Len Wein (1948 – 2017).

§ September 11th, 2017 § Filed under obituary § 2 Comments

And so soon after losing Bernie. And like his most famous artistic partner, I am sure Mr. Wein still had so many great stories left to tell that we’ll never get to see. I believe I even saw a recent interview or ‘nother where he was talking about still writing even more Swamp Thing after his recent return(s) to the character. I know I had my criticisms of the last mini-series, but dangit, this was still new Swamp Thing written by the co-creator and I would have welcomed more.

And yes, I know he did much more than Swamp Thing, though, if you’ve been hanging around my site long, you know that’s my favorite of his work. He had a…comfortable narrative style in those early Swamp Things, one that pushed along the plots while simultaneously evoking the necessary dark moodiness of the stories’ settings and events and digging into the psyches of the characters and paying heed to the necessities of (semi-)monthly serialization. It’s a difficult balance to maintain while still making it all so accessible and fresh and seemingly effortless, and one I’m beginning to re-appreciate as I plow through those comics in detail in my ongoing project to reread and examine each issue.

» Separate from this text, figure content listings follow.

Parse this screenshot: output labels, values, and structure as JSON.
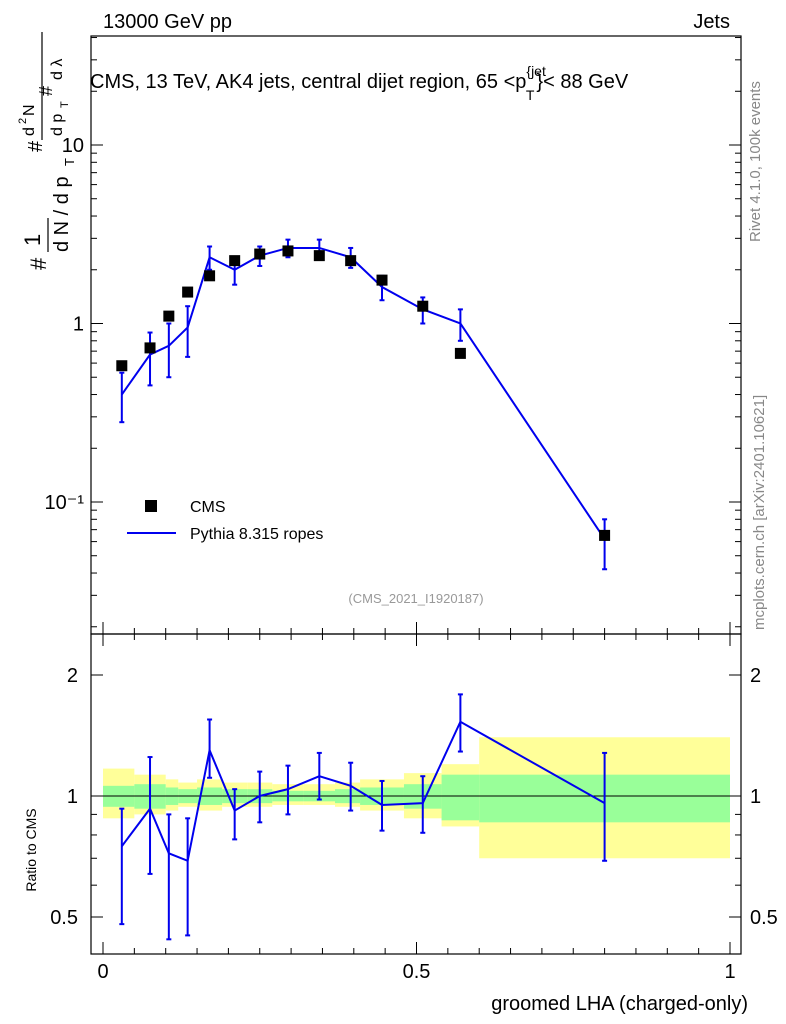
{
  "header": {
    "left": "13000 GeV pp",
    "right": "Jets"
  },
  "side_text": {
    "top": "Rivet 4.1.0,  100k events",
    "bottom": "mcplots.cern.ch [arXiv:2401.10621]"
  },
  "watermark": "(CMS_2021_I1920187)",
  "colors": {
    "data": "#000000",
    "mc": "#0000ee",
    "band_inner": "#99ff99",
    "band_outer": "#ffff99"
  },
  "chart_data": {
    "type": "line",
    "title": "CMS, 13 TeV, AK4 jets, central dijet region, 65 <p_T^{jet}< 88 GeV",
    "title_parts": {
      "a": "CMS, 13 TeV, AK4 jets, central dijet region, 65 <p",
      "sub": "T",
      "sup": "{jet",
      "b": "}< 88 GeV"
    },
    "xlabel": "groomed LHA (charged-only)",
    "ylabel_main": "1/(dN/dp_T) d²N/(dp_T dλ)",
    "ylabel_ratio": "Ratio to CMS",
    "xlim": [
      0,
      1
    ],
    "ylim_main": [
      0.02,
      50
    ],
    "ylim_ratio": [
      0.4,
      2.4
    ],
    "x_ticks": [
      "0",
      "0.5",
      "1"
    ],
    "y_ticks_main": [
      "10⁻¹",
      "1",
      "10"
    ],
    "y_ticks_ratio": [
      "0.5",
      "1",
      "2"
    ],
    "legend": {
      "data": "CMS",
      "mc": "Pythia 8.315 ropes"
    },
    "bin_edges": [
      0.0,
      0.05,
      0.1,
      0.12,
      0.15,
      0.19,
      0.23,
      0.27,
      0.32,
      0.37,
      0.41,
      0.48,
      0.54,
      0.6,
      1.0
    ],
    "data": {
      "name": "CMS",
      "x": [
        0.03,
        0.075,
        0.105,
        0.135,
        0.17,
        0.21,
        0.25,
        0.295,
        0.345,
        0.395,
        0.445,
        0.51,
        0.57,
        0.8
      ],
      "y": [
        0.58,
        0.73,
        1.1,
        1.5,
        1.85,
        2.25,
        2.45,
        2.55,
        2.4,
        2.25,
        1.75,
        1.25,
        0.68,
        0.065
      ]
    },
    "mc": {
      "name": "Pythia 8.315 ropes",
      "x": [
        0.03,
        0.075,
        0.105,
        0.135,
        0.17,
        0.21,
        0.25,
        0.295,
        0.345,
        0.395,
        0.445,
        0.51,
        0.57,
        0.8
      ],
      "y": [
        0.4,
        0.67,
        0.75,
        0.95,
        2.35,
        2.0,
        2.4,
        2.65,
        2.65,
        2.35,
        1.6,
        1.2,
        1.0,
        0.062
      ],
      "err_up": [
        0.13,
        0.22,
        0.25,
        0.3,
        0.35,
        0.35,
        0.3,
        0.3,
        0.3,
        0.3,
        0.25,
        0.2,
        0.2,
        0.018
      ],
      "err_dn": [
        0.12,
        0.22,
        0.25,
        0.3,
        0.35,
        0.35,
        0.3,
        0.3,
        0.3,
        0.3,
        0.25,
        0.2,
        0.2,
        0.02
      ]
    },
    "ratio": {
      "y": [
        0.75,
        0.93,
        0.72,
        0.69,
        1.3,
        0.92,
        1.0,
        1.04,
        1.12,
        1.06,
        0.95,
        0.96,
        1.53,
        0.96
      ],
      "err_up": [
        0.18,
        0.32,
        0.18,
        0.19,
        0.25,
        0.12,
        0.15,
        0.15,
        0.16,
        0.15,
        0.14,
        0.16,
        0.26,
        0.32
      ],
      "err_dn": [
        0.27,
        0.29,
        0.28,
        0.24,
        0.19,
        0.14,
        0.14,
        0.14,
        0.14,
        0.14,
        0.13,
        0.15,
        0.24,
        0.27
      ],
      "band_inner_lo": [
        0.94,
        0.93,
        0.95,
        0.96,
        0.95,
        0.96,
        0.96,
        0.97,
        0.97,
        0.96,
        0.95,
        0.93,
        0.87,
        0.86
      ],
      "band_inner_hi": [
        1.06,
        1.07,
        1.05,
        1.04,
        1.05,
        1.04,
        1.04,
        1.03,
        1.03,
        1.04,
        1.05,
        1.07,
        1.13,
        1.13
      ],
      "band_outer_lo": [
        0.88,
        0.9,
        0.92,
        0.94,
        0.92,
        0.94,
        0.94,
        0.95,
        0.95,
        0.94,
        0.92,
        0.88,
        0.84,
        0.7
      ],
      "band_outer_hi": [
        1.17,
        1.13,
        1.1,
        1.08,
        1.1,
        1.08,
        1.08,
        1.07,
        1.07,
        1.08,
        1.1,
        1.14,
        1.2,
        1.4
      ]
    }
  }
}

Wein has left behind an enormous body of stories and creations, the most famous of which being Wolverine, introduced as an antagonist in some mid-1970s issues of Incredible Hulk…and of course Wein wrote the reintroduction of the X-Men shortly thereafter, bringing in Wolverine and cocreating new additions to the team (such as Storm and Colossus). Wein also wrote what seemed like every other DC comic I read as a kid, which is an exaggeration I’m sure, but not much of one. I can still feel how blindsided I was after reading “Whatever Happened to the Crimson Avenger?” in DC Comics Presents #38, which I thought would be just another in that “Whatever Happened to…” series of entertaining but not terribly significant back-up stories in that title, only to get hit with a serious emotional whammy regarding a character I previously hadn’t thought much about.

It was Wein who got Alan Moore to write Swamp Thing, which likely saved that title from cancellation (everything I’d heard at the time from the shops I frequented was that the newly-revived series was probably on the chopping block, or close to). And of course Moore went on to do Watchmen with Dave Gibbons, with Wein as editor. (Wein would later write the Ozymandias title for DC’s much-maligned Before Watchmen event…I know we’re supposed to not like those comics, but Wein’s effort, with artist Jae Lee, was actually pretty good.)

One of Wein’s later works was the mini-series DC Universe: Legacies, which was a fun ride through (and sort of a last hurrah for, with the New 52 looming ahead) the extensive history of DC’s superheroes. That just sort of let Wein do what he did best: play with DC’s army of characters and put ’em through some entertaining paces.

And that’s what Len Wein did: he wrote stories for pretty much every character DC and Marvel had, and always came through with something fun to read. Didn’t even scratch the surface of everything he’s done (well, okay, Wolverine, X-Men, and Swamp Thing are pretty deep scratches) but he was one of the primary building blocks of what made comics Comics for pretty much my entire life, and I’m going to miss seeing new work from him. But thankfully, he left plenty of work behind that we can continue to enjoy.

So long, Len. And thanks for being a sport and autographing my Swamp Thing chalk:

Still makes me smile every time I see it.

2 Responses to “Len Wein (1948 – 2017).”

  • Michael Grabowski says:

    There should be comments here!

    I enjoyed the comics he wrote in the mid-70s when I was a kid. Those comics he edited later were largely entertaining and involving to the older kid in me. I didn’t catch on to Swamp Thing until the Saga series started but going back to read the original run was fun and the first back issues I really tried to find in great (& pricey) condition. I didn’t stick with it but that first issue of his recent Swamp Thing series was definitely unsettling in a good way. RIP, Mr. Wein.

  • Kristin says:

    I was really sad to see this. I always think of him as the editor on my all-time favorite comic The New Teen Titans back in the ’80s. I knew he was a prolific creator/writer/editor in comics but I hadn’t known he had suffered health problems for so long. My sympathy to his family.